Broadly, this all makes the case for the Left to dismiss the potential removal of Johnson as establishment drama, ruling-class squabbling without consequences for the wellbeing of working people or the advance of any progressive project. And mostly, that’s true. But today’s news also offers a source of hope for socialists, in the fact that it likely wouldn’t be happening without a public otherwise consigned to politics as reality show—the only option left to us by a ruling class that perceives our opinions as something to be at best ignored, and at worst, violently repressed—expressing genuine anger.

In the first place, it’s possible the lockdown party stories wouldn’t have stuck quite so well had they not been followed up immediately by the cost of living disaster compounding the class divisions they represented.
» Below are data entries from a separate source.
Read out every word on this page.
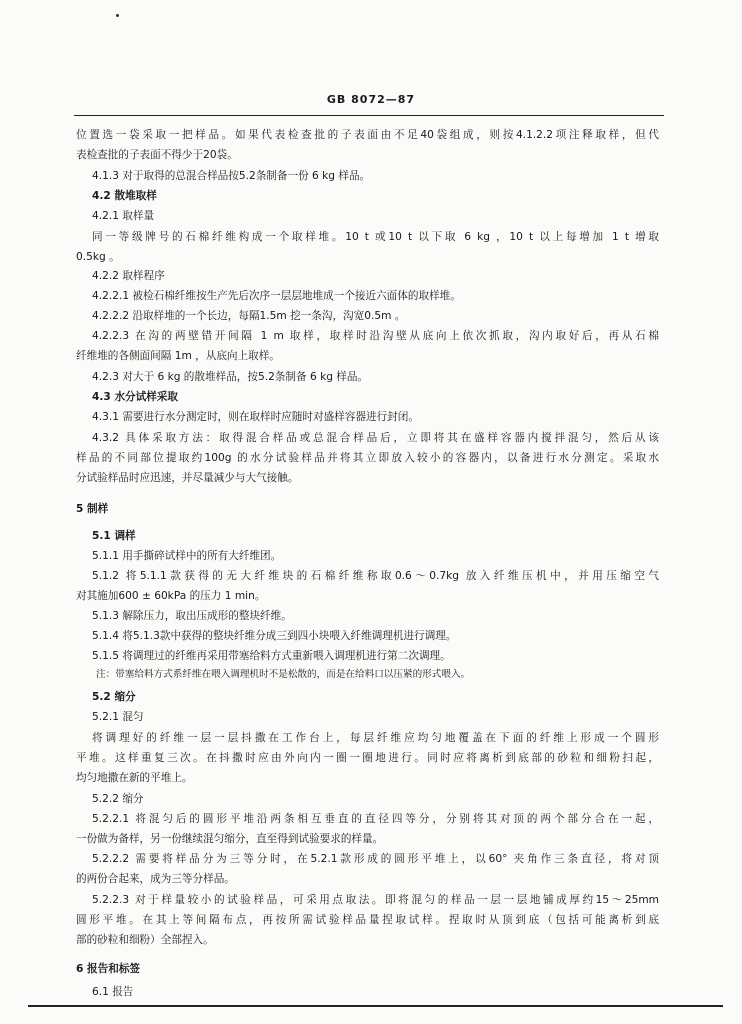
GB 8072—87
位置选一袋采取一把样品。如果代表检查批的子表面由不足40袋组成，则按4.1.2.2项注释取样，但代
表检查批的子表面不得少于20袋。
4.1.3 对于取得的总混合样品按5.2条制备一份 6 kg 样品。
4.2 散堆取样
4.2.1 取样量
同一等级牌号的石棉纤维构成一个取样堆。10 t 或10 t 以下取 6 kg ，10 t 以上每增加 1 t 增取
0.5kg 。
4.2.2 取样程序
4.2.2.1 被检石棉纤维按生产先后次序一层层地堆成一个接近六面体的取样堆。
4.2.2.2 沿取样堆的一个长边，每隔1.5m 挖一条沟，沟宽0.5m 。
4.2.2.3 在沟的两壁错开间隔 1 m 取样，取样时沿沟壁从底向上依次抓取，沟内取好后，再从石棉
纤维堆的各侧面间隔 1m ，从底向上取样。
4.2.3 对大于 6 kg 的散堆样品，按5.2条制备 6 kg 样品。
4.3 水分试样采取
4.3.1 需要进行水分测定时，则在取样时应随时对盛样容器进行封闭。
4.3.2 具体采取方法：取得混合样品或总混合样品后，立即将其在盛样容器内搅拌混匀，然后从该
样品的不同部位提取约100g 的水分试验样品并将其立即放入较小的容器内，以备进行水分测定。采取水
分试验样品时应迅速，并尽量减少与大气接触。
5 制样
5.1 调样
5.1.1 用手撕碎试样中的所有大纤维团。
5.1.2 将5.1.1款获得的无大纤维块的石棉纤维称取0.6～0.7kg 放入纤维压机中，并用压缩空气
对其施加600 ± 60kPa 的压力 1 min。
5.1.3 解除压力，取出压成形的整块纤维。
5.1.4 将5.1.3款中获得的整块纤维分成三到四小块喂入纤维调理机进行调理。
5.1.5 将调理过的纤维再采用带塞给料方式重新喂入调理机进行第二次调理。
注：带塞给料方式系纤维在喂入调理机时不是松散的，而是在给料口以压紧的形式喂入。
5.2 缩分
5.2.1 混匀
将调理好的纤维一层一层抖撒在工作台上，每层纤维应均匀地覆盖在下面的纤维上形成一个圆形
平堆。这样重复三次。在抖撒时应由外向内一圈一圈地进行。同时应将离析到底部的砂粒和细粉扫起，
均匀地撒在新的平堆上。
5.2.2 缩分
5.2.2.1 将混匀后的圆形平堆沿两条相互垂直的直径四等分，分别将其对顶的两个部分合在一起，
一份做为备样，另一份继续混匀缩分，直至得到试验要求的样量。
5.2.2.2 需要将样品分为三等分时，在5.2.1款形成的圆形平堆上，以60° 夹角作三条直径，将对顶
的两份合起来，成为三等分样品。
5.2.2.3 对于样量较小的试验样品，可采用点取法。即将混匀的样品一层一层地铺成厚约15～25mm
圆形平堆。在其上等间隔布点，再按所需试验样品量捏取试样。捏取时从顶到底（包括可能离析到底
部的砂粒和细粉）全部捏入。
6 报告和标签
6.1 报告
Partygate may have broken in the press as part of a coordinated ruling-class attack on one of its own, but it resonated because it hinged on a real and recognisable class discrepancy—one that saw frontline workers dying without PPE and others left fighting to get by on £90 a week in sick pay while our rich leaders toasted themselves with suitcases full of wine. The real political division is not whether you think Boris Johnson should stay or go, but whether we see the behaviour that brought us to this point as an individual failing or a system-wide one.

The task for socialists, then, isn’t to dismiss that anger the public feels against Johnson. It’s to make the case that he’s a particularly egregious symptom, not the disease. Finding a cure means getting rid not just of those individuals who are no longer useful to the ruling class, who break the rules a little too casually, a little too obviously, but the ruling class as a whole. In the meantime, like most of us, I’m more than happy to see our prime minister sweat—but we should view whatever happens this evening as a beginning, not as an end.